Why snow shops switch
Why Snow Removal Companies Choose Claver
Snow removal is a 6-month season with 12 months of stress. The May to October months are sales and contract negotiation and equipment maintenance. The November to April months are 2am trigger calls, slip-and-fall liability, and the constant question. Did Truck 3 really plow that bank branch at 4:17am?
The shops that win two things differently. They trigger every plow on every route in one tap. Not 14 phone calls at 1:42am to confirm drivers are awake. And they document every salt application so the inevitable March slip-and-fall claim closes in their favor.
The trigger is the engine. The salt log is the lawsuit defense.
When the storm starts at 1:42am Tuesday and the snow is sticking, you tap Trigger Storm on your phone in your kitchen. Every commercial route auto-assigns to its plow truck. Every residential route to its driver. Every customer gets a text. Snow event confirmed. Your property is on the route. Estimated start window 4 to 6am. Drivers get a push notification with their route. The order of stops. And any account-specific instructions. Back lot first at the medical center. ADA-compliant walkways at the bank. Salt at every entrance. You stop making 14 phone calls at 2am to confirm drivers are awake.
Per-push or seasonal billing structures every contract correctly. Your downtown bank chain on per-push at $185 plus $85 salt. Six events in December equal $1,620. Your medical center on seasonal at $4,200 per season. Billed in 4 monthly installments from October to January. Your residential subdivision route on seasonal at $695 per property for 28 properties. That is $19,460 prepaid in October. Claver bills each contract type correctly and automatically. No spreadsheet at season end trying to reconstruct who got what. And no commercial account that was supposed to be per-push that you accidentally billed as seasonal at $1,400 in lost revenue.
Salt and de-icer application logs are what protects you when the slip-and-fall claim arrives in March. Pre-treat at 5:14am with rock salt and 800lb spread on the lot. Post-storm at 9:42am with re-spread of 600lb on the lot and 80lb of calcium chloride on the walkways. Follow-up at 1:07pm with 200lb on the icy patch by the south entrance. Every application timestamps automatically. Photos of the treated surface attach. When the carrier asks why a customer slipped at 4pm on December 14, you pull up three timestamped applications with photos. The claim closes in your favor in 9 days instead of 9 months of expensive deposition prep.

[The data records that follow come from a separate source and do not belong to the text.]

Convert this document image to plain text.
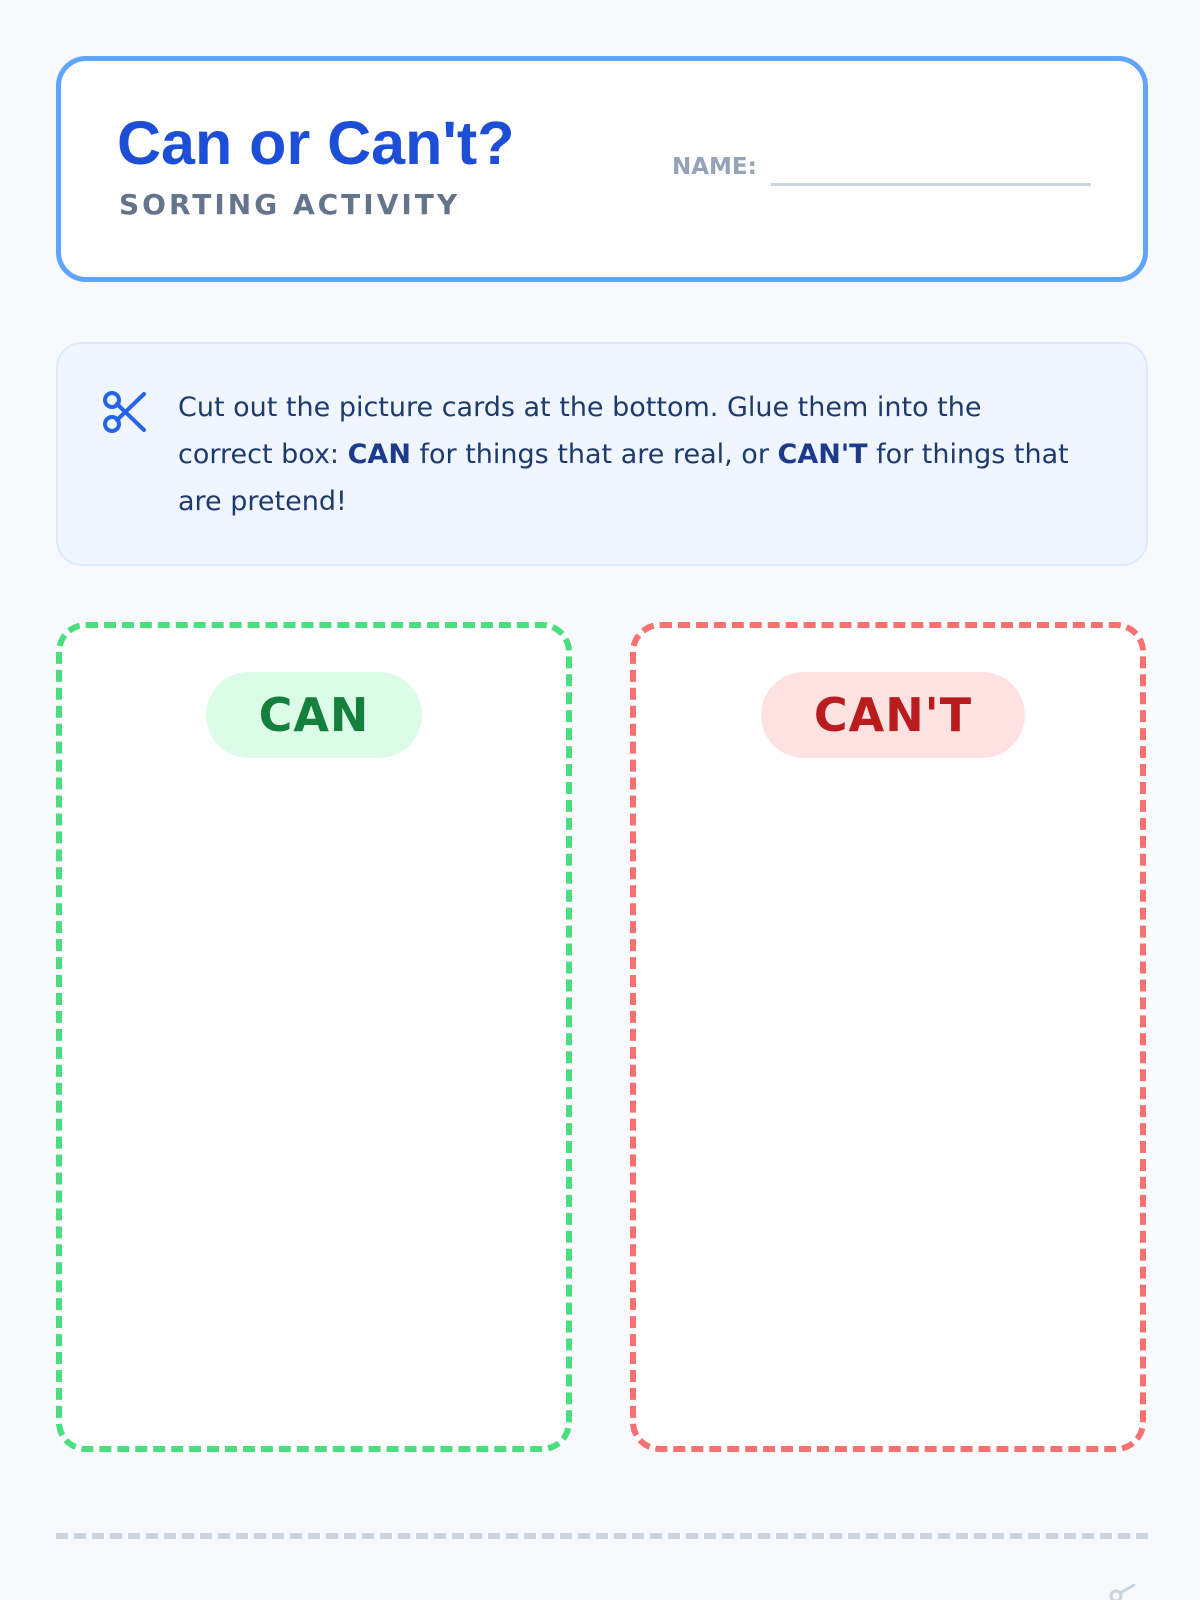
Can or Can't?
SORTING ACTIVITY
NAME:
Cut out the picture cards at the bottom. Glue them into the correct box: CAN for things that are real, or CAN'T for things that are pretend!
CAN	CAN'T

GPS tracking is the part that closes the trust loop with commercial customers. The medical center facilities manager calls at 5am wanting to know when you are plowing. First surgery is at 7am. You see Truck 3 just finished the bank branch on Main Street. Three stops out. ETA 5:42am. You give her the real ETA. She trusts you because you can prove what is happening. That contract renews next October without a competing bid.
And equipment and fuel costing is what tells you which contracts to renew at premium and which to walk away from. Your downtown commercial route at $1,840 for 10 stops averaged $185 cost $640 in fuel and salt and labor. That is 65 percent margin. Your residential subdivision at $895 cost $510. That is 43 percent because the cul-de-sac added 22 minutes of repositioning. Your single-stop commercial gas station at $295 cost $385 because the lot is across town and you cannot combine it with anything. That is negative margin every push. Now you know which contracts to renew at the same price. Which to bump 8 percent in October. And which to politely refuse next season.